Ce cumul ne sera toutefois pas possible pour les gérants égalitaires.
• Les cotisations des deux premières années sont calculées sur un minimum forfaitaire, relativement faible. Ce qui allège vos charges au démarrage de votre activité…
• Le statut TNS permet globalement d’avoir des charges sociales moins élevées que pour un statut de dirigeant assimilé salarié.
• Le statut TNS autorise la mise en place d’une couverture complémentaire « à la carte », dans la mesure où il sera possible de souscrire divers contrats d’assurance, dont les contrats Madelin, notamment pour la retraite complémentaire ou la prévoyance complémentaire

La réforme du RSI, l’essentiel à retenir
Une période transitoire de deux ans est prévue. Les transformations seront mises en place au fur et à mesure. Les mesures transitoires s’étaleront sur une période de deux ans, pour une mise en place définitive au plus tard le 31 décembre 2019.
Les différentes missions de la protection sociale des indépendants sont progressivement confiées aux trois branches du régime général.

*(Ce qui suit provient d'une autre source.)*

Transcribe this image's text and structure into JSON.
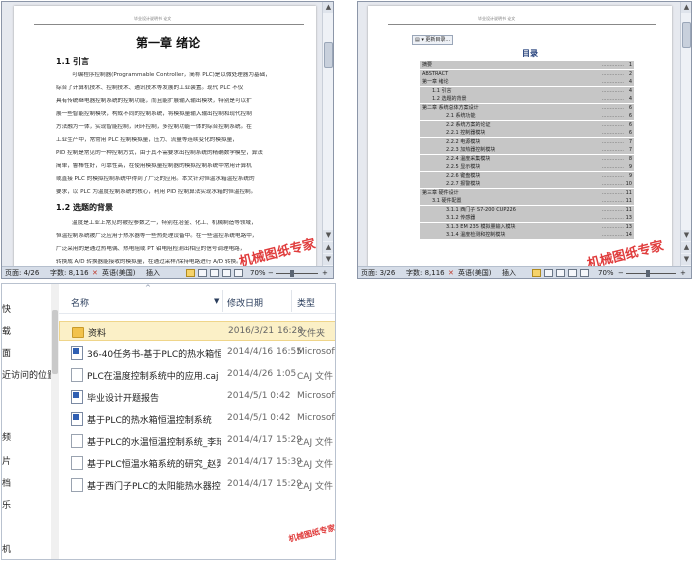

Les indépendants bénéficieront d’une organisation dédiée qui prendra en compte les spécificités de gestion :
– pour l’assurance-maladie, par les CPAM
– pour la retraite de base, par les CARSAT
– pour le recouvrement des cotisations, par les URSSAF

La structure juridique de l’entreprise détermine le statut de son dirigeant.
Sont rattachés au régime général de la sécurité sociale des salariés les gérants minoritaires ou égalitaires de SARL, les présidents et directeurs généraux de SA, les présidents de SAS. Ils bénéficient de la même protection sociale que les salariés, à l’exception de l’assurance chômage.
Les autres dirigeants relèvent du régime social des travailleurs non-salariés (TNS) et notamment les travailleurs indépendants, les auto-entrepreneurs, les gérants majoritaires de SARL, les associés uniques d’EURL.

Le gérant minoritaire ou égalitaire de SARL peut obtenir le double statut (salarié/TNS), sous certaines conditions. Par exemple exercer un mandat de directeur général ou une fonction technique (directeur financier, directeur commercial, directeur du développement, directeur marketing…) dans le cadre d’un contrat de travail.

Chaque contrat aura ses règles propres. Bien sûr, la fonction technique doit être réelle. Mais c’est souvent le cas dans les PME où le dirigeant assure une fonction technique réelle et distincte du mandat social.

Les conditions à respecter sont strictes :
• rédiger un contrat de travail définissant une fonction technique nettement distincte du mandat social, avec des règles de sortie (droit du travail ou clauses particulières) et une rémunération spécifique versée au titre du contrat de travail ;
• rédiger un contrat de mandat ;
obtenir une délégation de pouvoir et de signature si l’entreprise appartient à un groupe

Attention !
La reconnaissance de l’existence d’un contrat de travail appartient exclusivement à celui qui se prétend salarié et doit le prouver. Autrement dit, ce n’est pas parce que vous cotisez à l’assurance chômage (indiquée sur votre bulletin de paie) que cela engage Pôle Emploi à vous verser des allocations.

Autrement dit, rédiger deux contrats et établir deux bulletins de paie ne suffit pas !
Pour valider l’application de l’assurance chômage, vous pouvez faire une enquête « mandataire » auprès de l’Unedic. Le critère déterminant en la matière est l’existence d’un lien de subordination dans l’exercice des fonctions techniques et « recevoir des ordres et directives, peu importe que cela provienne d’une personne physique ou d’une autorité extérieure à la société ».